[JURIST] The US Supreme Court [official website] ruled [opinion, PDF] Monday in PPL Corp. v. Commissioner [SCOTUSblog backgrounder] that a UK “windfall tax” is creditable under US tax law. Internal Revenue Code §901(b)(1) [text] states that any “income, war profits, and excess profits taxes” paid overseas are creditable against US income taxes. In 1997, the UK imposed a one-time “windfall tax” on 32 UK companies privatized between 1984 and 1996. In an opinion by Justice Clarence Thomas, the court held that the UK tax is creditable under §901:
The economic substance of the UK windfall tax is that of a US income tax. The tax is based on net income, and the fact that the Labour government chose to characterize it as a tax on the difference between two values is not dispositive under Treasury Regulation §1.901-2. Therefore, the tax is creditable under §901.
The court reversed the decision [opinion] of the US Court of Appeals for the Third Circuit. Justice Sonia Sotomayor filed a concurring opinion.
In this case, PPL Corporation was attempting to qualify for a foreign tax credit for paying a “windfall tax” in the UK, where they own a 25 percent stake in a utilities company.
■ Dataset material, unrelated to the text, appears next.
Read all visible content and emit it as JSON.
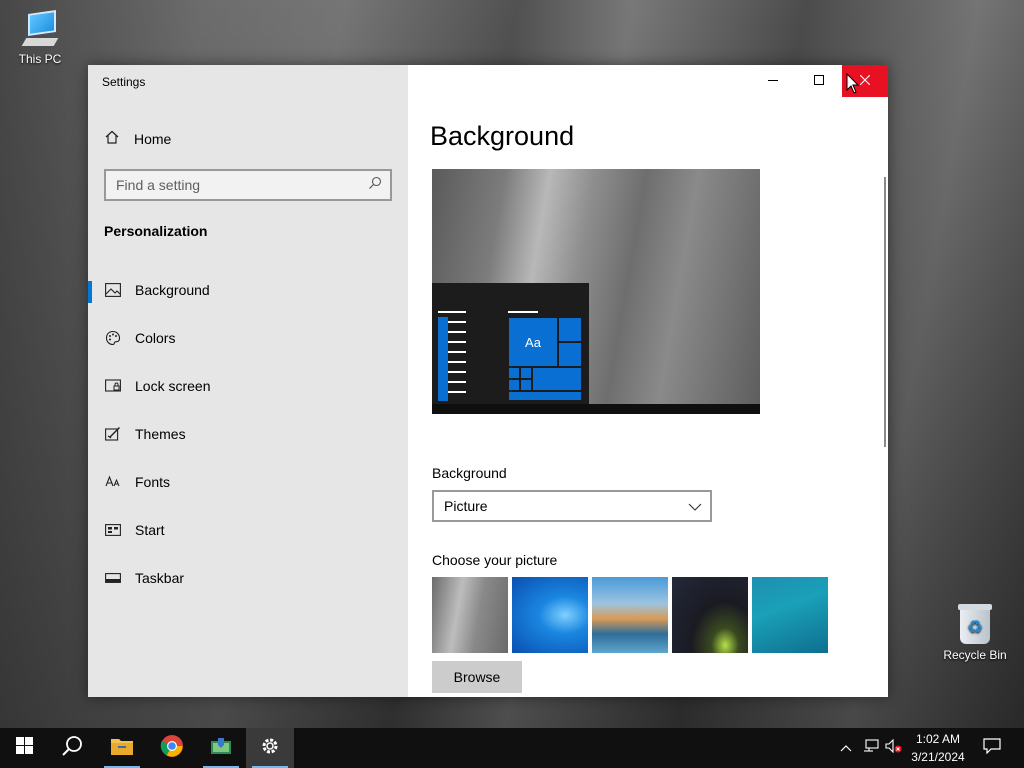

PPL’s attorney, Paul Clement, argued [JURIST report] for a traditional, formalistic approach to evaluate the windfall tax, which he argued imposed double taxation on PPL as the windfall tax was evaluated as a tax on “value” rather than a tax on profits, although it determined value solely by surveying profits. The US Solicitor General argued against this understanding.